Motivational Quotes for Quarantined Students

Within a matter of weeks, the coronavirus transformed from a foreign crisis into a terrifying domestic threat: as of March 30, 2020, the United States has 140,000 cases of the virus. As schools continue to shut down by the thousands, millions of students remain housebound without the familiarity of their classrooms, extracurriculars, and friend groups. The vacant hallways and empty lockers following the transition from in-person to online schooling have left students uncertain of when their lives will revert to normal, and anxious about what their futures hold.

However, there remains one unwavering fount of temporary relief—the internet’s endless supply of motivational, inspirational quotes.
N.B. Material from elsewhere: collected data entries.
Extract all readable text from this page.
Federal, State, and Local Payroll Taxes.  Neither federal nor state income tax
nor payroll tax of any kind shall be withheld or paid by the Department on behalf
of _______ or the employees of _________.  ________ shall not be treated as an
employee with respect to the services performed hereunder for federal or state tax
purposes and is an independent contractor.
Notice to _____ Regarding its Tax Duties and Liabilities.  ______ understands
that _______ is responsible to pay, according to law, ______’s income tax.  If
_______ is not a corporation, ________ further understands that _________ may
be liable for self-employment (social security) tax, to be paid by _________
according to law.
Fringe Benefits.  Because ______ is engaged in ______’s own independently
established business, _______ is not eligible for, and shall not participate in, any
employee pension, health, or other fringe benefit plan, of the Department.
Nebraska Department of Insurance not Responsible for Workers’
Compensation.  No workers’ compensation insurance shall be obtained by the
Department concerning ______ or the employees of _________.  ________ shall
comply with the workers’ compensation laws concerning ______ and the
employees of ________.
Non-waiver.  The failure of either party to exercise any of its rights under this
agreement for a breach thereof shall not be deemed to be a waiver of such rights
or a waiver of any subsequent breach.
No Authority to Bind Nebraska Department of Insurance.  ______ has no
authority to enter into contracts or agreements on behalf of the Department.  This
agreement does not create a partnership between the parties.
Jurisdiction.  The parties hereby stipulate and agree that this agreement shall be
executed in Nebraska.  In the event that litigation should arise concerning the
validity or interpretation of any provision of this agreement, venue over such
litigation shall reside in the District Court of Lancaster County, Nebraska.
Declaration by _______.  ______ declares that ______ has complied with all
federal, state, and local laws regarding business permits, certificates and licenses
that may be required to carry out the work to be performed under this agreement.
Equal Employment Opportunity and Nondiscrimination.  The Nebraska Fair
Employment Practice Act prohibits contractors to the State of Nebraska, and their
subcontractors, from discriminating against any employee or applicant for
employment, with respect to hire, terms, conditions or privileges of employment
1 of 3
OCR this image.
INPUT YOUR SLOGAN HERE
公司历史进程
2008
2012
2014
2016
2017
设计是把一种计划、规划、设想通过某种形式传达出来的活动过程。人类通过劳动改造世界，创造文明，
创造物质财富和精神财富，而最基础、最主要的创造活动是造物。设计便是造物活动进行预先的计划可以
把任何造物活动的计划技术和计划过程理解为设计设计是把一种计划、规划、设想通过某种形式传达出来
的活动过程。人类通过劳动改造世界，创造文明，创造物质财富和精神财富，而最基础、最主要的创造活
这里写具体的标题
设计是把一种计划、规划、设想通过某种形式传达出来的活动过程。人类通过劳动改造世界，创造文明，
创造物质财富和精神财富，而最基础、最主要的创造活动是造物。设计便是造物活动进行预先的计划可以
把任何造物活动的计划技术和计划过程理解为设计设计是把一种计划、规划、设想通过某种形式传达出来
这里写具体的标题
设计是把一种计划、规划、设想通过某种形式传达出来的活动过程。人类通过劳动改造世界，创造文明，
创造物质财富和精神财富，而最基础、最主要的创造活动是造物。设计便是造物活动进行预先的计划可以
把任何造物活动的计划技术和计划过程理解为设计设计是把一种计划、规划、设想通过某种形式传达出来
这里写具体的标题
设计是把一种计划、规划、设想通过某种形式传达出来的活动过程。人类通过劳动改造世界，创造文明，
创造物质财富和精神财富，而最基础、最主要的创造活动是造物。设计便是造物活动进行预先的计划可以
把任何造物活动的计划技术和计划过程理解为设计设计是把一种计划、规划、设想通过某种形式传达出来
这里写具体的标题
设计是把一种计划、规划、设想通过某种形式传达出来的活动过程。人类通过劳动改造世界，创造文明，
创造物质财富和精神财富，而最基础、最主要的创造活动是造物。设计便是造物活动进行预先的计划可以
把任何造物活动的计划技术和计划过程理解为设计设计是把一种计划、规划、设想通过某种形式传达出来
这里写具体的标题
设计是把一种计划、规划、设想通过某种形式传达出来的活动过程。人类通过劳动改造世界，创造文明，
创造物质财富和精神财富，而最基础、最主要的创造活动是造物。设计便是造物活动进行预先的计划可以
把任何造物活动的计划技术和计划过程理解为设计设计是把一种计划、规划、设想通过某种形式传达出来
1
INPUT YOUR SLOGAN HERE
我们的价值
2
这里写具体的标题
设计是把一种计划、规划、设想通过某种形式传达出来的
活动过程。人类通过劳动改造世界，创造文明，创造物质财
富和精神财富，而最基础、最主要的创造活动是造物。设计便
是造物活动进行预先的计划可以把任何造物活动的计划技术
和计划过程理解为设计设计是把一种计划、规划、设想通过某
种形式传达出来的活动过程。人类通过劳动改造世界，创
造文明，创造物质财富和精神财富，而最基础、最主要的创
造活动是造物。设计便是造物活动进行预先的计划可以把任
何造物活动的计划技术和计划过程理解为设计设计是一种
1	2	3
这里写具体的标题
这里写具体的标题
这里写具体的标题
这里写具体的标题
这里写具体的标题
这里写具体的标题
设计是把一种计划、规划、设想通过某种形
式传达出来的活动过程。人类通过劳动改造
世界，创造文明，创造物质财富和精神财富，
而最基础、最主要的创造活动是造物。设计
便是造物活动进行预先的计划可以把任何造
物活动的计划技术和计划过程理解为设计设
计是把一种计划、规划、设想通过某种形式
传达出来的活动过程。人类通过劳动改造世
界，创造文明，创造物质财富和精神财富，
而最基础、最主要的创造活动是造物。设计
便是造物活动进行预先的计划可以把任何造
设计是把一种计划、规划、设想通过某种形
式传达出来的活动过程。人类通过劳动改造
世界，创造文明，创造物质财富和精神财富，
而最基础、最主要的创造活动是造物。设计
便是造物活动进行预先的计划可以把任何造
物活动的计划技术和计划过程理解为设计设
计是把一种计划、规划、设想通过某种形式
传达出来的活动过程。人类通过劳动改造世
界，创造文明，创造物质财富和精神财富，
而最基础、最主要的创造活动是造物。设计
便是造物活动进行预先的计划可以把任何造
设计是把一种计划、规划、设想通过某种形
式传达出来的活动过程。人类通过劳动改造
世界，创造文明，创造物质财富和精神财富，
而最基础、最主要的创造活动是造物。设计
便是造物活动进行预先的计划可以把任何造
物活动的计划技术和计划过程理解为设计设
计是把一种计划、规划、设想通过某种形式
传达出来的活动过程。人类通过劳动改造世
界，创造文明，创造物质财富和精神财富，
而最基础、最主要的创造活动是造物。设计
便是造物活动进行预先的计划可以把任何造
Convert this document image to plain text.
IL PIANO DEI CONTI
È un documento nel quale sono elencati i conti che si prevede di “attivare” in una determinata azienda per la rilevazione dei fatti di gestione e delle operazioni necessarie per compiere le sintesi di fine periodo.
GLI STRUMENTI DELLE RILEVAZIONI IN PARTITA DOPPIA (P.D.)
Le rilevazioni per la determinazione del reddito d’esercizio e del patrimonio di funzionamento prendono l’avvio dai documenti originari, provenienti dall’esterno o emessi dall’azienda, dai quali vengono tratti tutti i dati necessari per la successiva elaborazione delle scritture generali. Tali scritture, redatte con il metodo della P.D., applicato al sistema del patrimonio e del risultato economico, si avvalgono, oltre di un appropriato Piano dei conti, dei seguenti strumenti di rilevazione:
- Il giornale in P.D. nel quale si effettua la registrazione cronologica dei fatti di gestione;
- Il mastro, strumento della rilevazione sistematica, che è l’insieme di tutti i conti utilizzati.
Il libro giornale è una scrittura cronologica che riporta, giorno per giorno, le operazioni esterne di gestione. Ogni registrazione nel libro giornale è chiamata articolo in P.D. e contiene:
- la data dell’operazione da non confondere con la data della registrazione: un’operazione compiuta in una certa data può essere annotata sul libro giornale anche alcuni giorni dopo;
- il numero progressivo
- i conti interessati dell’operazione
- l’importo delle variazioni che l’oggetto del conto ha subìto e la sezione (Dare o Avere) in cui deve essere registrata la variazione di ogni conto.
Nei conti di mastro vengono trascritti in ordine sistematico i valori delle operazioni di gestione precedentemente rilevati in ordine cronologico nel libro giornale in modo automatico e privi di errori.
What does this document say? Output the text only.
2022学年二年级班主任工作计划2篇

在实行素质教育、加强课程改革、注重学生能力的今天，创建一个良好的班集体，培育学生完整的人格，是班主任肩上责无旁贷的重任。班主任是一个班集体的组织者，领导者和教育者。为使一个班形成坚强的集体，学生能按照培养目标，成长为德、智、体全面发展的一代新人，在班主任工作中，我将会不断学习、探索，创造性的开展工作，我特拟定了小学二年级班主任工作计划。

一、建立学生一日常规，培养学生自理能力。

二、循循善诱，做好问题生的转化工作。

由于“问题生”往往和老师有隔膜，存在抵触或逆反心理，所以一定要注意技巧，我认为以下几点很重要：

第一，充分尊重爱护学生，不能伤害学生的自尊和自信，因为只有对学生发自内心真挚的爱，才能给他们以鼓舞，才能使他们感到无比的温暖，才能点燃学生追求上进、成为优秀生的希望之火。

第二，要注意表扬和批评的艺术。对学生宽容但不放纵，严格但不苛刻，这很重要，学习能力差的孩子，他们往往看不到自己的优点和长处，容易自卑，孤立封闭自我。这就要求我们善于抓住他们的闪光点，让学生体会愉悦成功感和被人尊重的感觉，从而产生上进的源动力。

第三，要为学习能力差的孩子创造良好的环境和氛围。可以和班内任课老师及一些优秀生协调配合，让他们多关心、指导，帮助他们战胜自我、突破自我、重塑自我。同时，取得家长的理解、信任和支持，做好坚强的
I have compiled some quotes that will hopefully provide some perspective when life feels overwhelming.

On Boredom

“When I started doing music, it was out of despair and boredom. I got passionate about it, and I felt that it allowed me to become somebody: an artist who explores her different identities.”

Yasmine Hamdan

We always pray for more time, yet now that we have time, we complain of boredom. Whether it’s tuning an old guitar, taking a free online course through an Ivy League, or calling a relative, do things that would otherwise be left undone. Checking items off of to-do lists brings an unparalleled sense of satisfaction, so get creative with how to make the most of your days at home!

On Procrastination

“Even if you’re on the right track – you’ll get run over if you just sit there.”

Arthur Godfrey

The comforts of home present innumerable distractions that are absent during the school day. Losing focus is easy when while doing online schooling, the Netflix icon in the computer taskbar is waiting to be clicked, and the bed is a couple of rooms away. As said by the exam coach of gradeleader.com, Dr. David Cosgrave, “outside of following health officials’ protocols, the best thing that students can do for their exams is to look at the school closures as an extended study break rather than a complete holiday.” The College Board, for example, will be administering 45-minute online free-response exams in place of in-person exams. Although school districts are currently flexible in their new learning models, students must remain focused and prepared if they aspire to perform well on examinations.

On Stress

“In times of great stress or adversity, it’s always best to keep busy, to plow your anger and your energy into something positive.”

Lee Iacocca

The coronavirus has precipitated an unprecedented global crisis, bringing uncertainty and misinformation to households across the world. For students, this means we are unaware of not only the short and long term effects these lockdowns will have on our loved ones but our education. The best prescription for avoiding a downward mental spiral amid the pandemic is to stay active—mentally and physically. Avoiding stress by completing a daily routine of realistic goals, like doing one hour of SAT prep or going on a 20-minute run, is a technique that helps to cope with anxiety.

On Family

“In truth a family is what you make it. It is made strong, not by number of heads counted at the dinner table, but by the rituals you help family members create, by the memories you share, by the commitment of time, caring, and love you show to one another, and by the hopes for the future you have as individuals and as a unit.”

Marge Kennedy

During the school year, family members go their separate ways—to school, to work, or to a friend’s house. Now, with everyone confined to their homes, there is an opportunity to grow and strengthen relationships before leaving to begin our own lives. At my house, we’ve made new memories by drawing on the sidewalk with chalk, going on hikes, playing Scrabble after dinner, and watching “classic” movies. Instead of coping with the world’s apocalyptic state alone, lean on loved ones for support while creating wholesome memories along the way.

On Perseverance

“Character cannot be developed in ease and quiet. Only through experience of trial and suffering can the soul be strengthened, vision cleared, ambition inspired, and success achieved.”     

Helen Keller

The panic surrounding the coronavirus is everywhere: the media, the government, and the twitters of Hollywood stars. Reacting with anxiety to rapid changes in lifestyle, tremendous loss of life worldwide, and health threats to those closest to us are reasonable given today’s circumstances. At this moment in time, we are apprehensive about the potential negative impact the pandemic could have on our lives. However, we must identify the aspects of life we control: how we manage our time, how we treat ourselves, how we treat others, and how we add joy to our lives.